Vous ne les connaissez que trop : tiens donc ! Quels sont alors les noms de leurs dirigeants ? Où se trouvent les sièges sociaux de leurs entreprises ? Combien de personnes y sont-elles employées ? Quelles sont leurs stratégies de développement ? Leurs positions officielles sur l’environnement ? Leurs actions dans ce domaine ? Rares sont ceux qui connaissent vraiment les réponses à ces questions. Prétendre le contraire, c’est valoriser des clichés et, partant, œuvrer contre la connaissance réelle du monde.
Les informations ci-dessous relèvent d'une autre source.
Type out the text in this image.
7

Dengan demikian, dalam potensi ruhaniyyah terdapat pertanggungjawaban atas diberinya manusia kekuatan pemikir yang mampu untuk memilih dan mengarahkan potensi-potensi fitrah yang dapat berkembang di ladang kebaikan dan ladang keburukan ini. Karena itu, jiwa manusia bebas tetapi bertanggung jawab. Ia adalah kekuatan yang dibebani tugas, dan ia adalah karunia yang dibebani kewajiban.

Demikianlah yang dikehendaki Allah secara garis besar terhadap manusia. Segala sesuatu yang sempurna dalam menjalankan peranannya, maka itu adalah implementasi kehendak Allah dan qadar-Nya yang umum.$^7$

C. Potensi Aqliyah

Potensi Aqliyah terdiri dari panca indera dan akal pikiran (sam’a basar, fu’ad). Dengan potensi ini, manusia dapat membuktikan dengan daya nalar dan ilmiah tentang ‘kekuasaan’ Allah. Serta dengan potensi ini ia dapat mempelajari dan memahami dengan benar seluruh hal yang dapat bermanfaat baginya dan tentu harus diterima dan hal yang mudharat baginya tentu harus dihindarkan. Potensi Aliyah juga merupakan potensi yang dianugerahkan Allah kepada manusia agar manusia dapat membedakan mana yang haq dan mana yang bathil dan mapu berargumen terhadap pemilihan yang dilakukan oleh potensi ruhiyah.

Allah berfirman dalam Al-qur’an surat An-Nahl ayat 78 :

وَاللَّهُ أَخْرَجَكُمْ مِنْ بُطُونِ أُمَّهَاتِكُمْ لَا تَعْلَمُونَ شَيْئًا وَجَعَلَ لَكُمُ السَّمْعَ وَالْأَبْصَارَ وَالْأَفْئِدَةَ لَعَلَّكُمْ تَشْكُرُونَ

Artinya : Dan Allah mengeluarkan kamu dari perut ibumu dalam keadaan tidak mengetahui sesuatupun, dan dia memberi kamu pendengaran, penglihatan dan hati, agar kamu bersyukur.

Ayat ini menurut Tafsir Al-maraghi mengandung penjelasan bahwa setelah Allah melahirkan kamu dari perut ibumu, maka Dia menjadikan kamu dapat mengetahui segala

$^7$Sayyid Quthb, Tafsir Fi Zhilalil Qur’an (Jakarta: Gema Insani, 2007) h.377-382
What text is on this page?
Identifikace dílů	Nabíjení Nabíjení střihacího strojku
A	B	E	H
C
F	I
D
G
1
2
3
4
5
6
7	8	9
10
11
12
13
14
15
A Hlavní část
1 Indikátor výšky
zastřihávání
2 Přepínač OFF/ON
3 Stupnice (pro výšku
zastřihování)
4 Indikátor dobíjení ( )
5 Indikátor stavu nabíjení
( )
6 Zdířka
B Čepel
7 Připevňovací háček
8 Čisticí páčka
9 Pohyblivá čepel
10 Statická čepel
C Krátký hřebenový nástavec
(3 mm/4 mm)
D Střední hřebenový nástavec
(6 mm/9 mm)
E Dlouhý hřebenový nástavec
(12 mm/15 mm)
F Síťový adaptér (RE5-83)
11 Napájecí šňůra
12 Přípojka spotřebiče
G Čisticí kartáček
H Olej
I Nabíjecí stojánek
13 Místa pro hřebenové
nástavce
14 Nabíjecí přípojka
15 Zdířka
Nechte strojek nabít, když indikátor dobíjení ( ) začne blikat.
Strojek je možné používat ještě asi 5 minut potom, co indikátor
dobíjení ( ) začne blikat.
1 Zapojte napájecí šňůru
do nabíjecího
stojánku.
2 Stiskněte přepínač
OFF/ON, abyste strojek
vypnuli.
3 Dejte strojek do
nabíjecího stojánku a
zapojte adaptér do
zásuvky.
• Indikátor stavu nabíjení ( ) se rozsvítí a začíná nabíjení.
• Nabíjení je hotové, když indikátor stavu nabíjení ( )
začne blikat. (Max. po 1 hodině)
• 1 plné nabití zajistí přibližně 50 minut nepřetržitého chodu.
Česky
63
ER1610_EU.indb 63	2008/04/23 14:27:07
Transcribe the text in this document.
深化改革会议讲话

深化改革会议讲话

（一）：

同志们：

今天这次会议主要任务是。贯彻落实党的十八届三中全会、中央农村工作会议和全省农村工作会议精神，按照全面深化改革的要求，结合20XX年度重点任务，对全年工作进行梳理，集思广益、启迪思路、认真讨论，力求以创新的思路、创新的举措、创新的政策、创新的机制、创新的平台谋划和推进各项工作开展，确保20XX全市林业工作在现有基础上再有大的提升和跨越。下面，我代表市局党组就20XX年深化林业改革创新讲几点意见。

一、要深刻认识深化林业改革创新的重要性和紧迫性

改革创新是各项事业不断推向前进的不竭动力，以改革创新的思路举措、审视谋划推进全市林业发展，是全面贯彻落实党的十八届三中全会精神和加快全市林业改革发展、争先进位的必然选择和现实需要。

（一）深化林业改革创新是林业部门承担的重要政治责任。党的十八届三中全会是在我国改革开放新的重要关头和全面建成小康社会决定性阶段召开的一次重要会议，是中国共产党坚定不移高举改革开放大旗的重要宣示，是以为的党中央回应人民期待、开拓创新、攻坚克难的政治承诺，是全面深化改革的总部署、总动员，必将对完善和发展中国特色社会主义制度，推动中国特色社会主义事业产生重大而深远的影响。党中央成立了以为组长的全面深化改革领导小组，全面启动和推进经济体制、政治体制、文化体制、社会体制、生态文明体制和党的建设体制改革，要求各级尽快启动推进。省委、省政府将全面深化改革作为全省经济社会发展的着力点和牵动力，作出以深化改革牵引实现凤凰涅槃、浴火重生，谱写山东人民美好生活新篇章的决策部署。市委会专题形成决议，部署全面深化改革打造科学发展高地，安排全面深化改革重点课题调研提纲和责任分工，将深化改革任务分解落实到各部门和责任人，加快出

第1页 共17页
Rien de nouveau, hélas, sous le soleil de la pensée. Les sirènes des peurs écologistes conduisent les meilleurs esprits à faire naufrage. « Recevons-nous dans nos boîtes aux lettres ou sur notre mail des brochures émanant de l’État, destinées à nous alerter sur tel ou tel aspect de la situation et nous enjoignant d’adopter tel ou tel type de comportement ? Mais jamais, et cet invraisemblable silence est intolérable. » Que Fred Vargas ignore tout du matraquage multi-quotidien sur les « éco-gestes à adopter », la promotion du bio dans les cantines et autres subventions ruineuses en faveur des énergies dites « renouvelables », mieux vaut en rire. Inquiétons-nous en revanche qu’elle ne se rende même pas compte du caractère profondément liberticide de son appel à ce que l’État nous « enjoigne » d’agir comme ceci ou comme cela.
Précieuse Fred Vargas, ce qui m’attriste vraiment n’est pas que vous ayez choisi vous aussi de jouer à la marchande de peur. D’autres brillants esprits l’ont fait avant vous. D’autres le feront après. Ce qui est regrettable, c’est que, ce faisant, vous avez suspendu bien des vies qui nous sont chères. Celle du puits de science qu’est Danglard. Celle de la rassurante et maternante Froissy avec ses cornucopiennes réserves de provisions. Celle de l’ambigüe Veyrenc et ses blessures intérieures. Voilà un acte presque aussi criminel que celui commis par Conan Doyle qui tua Sherlock Holmes.

De la Syrie à Katrina, les tragédies qui frappent notre monde s’habillent désormais d’un passe-partout : le « dérèglement climatique ». Lorsqu’on s’y penche en remisant ses préjugés, l’on constate vite qu’il ne s’agit que du paravent à une ignorance prétentieuse. Aujourd’hui, nous vivons pourtant le triste jour où il aura fait sa première victime authentique en la personne du commissaire Adamsberg, à jamais amputé d’un livre qui n’aura pas été écrit.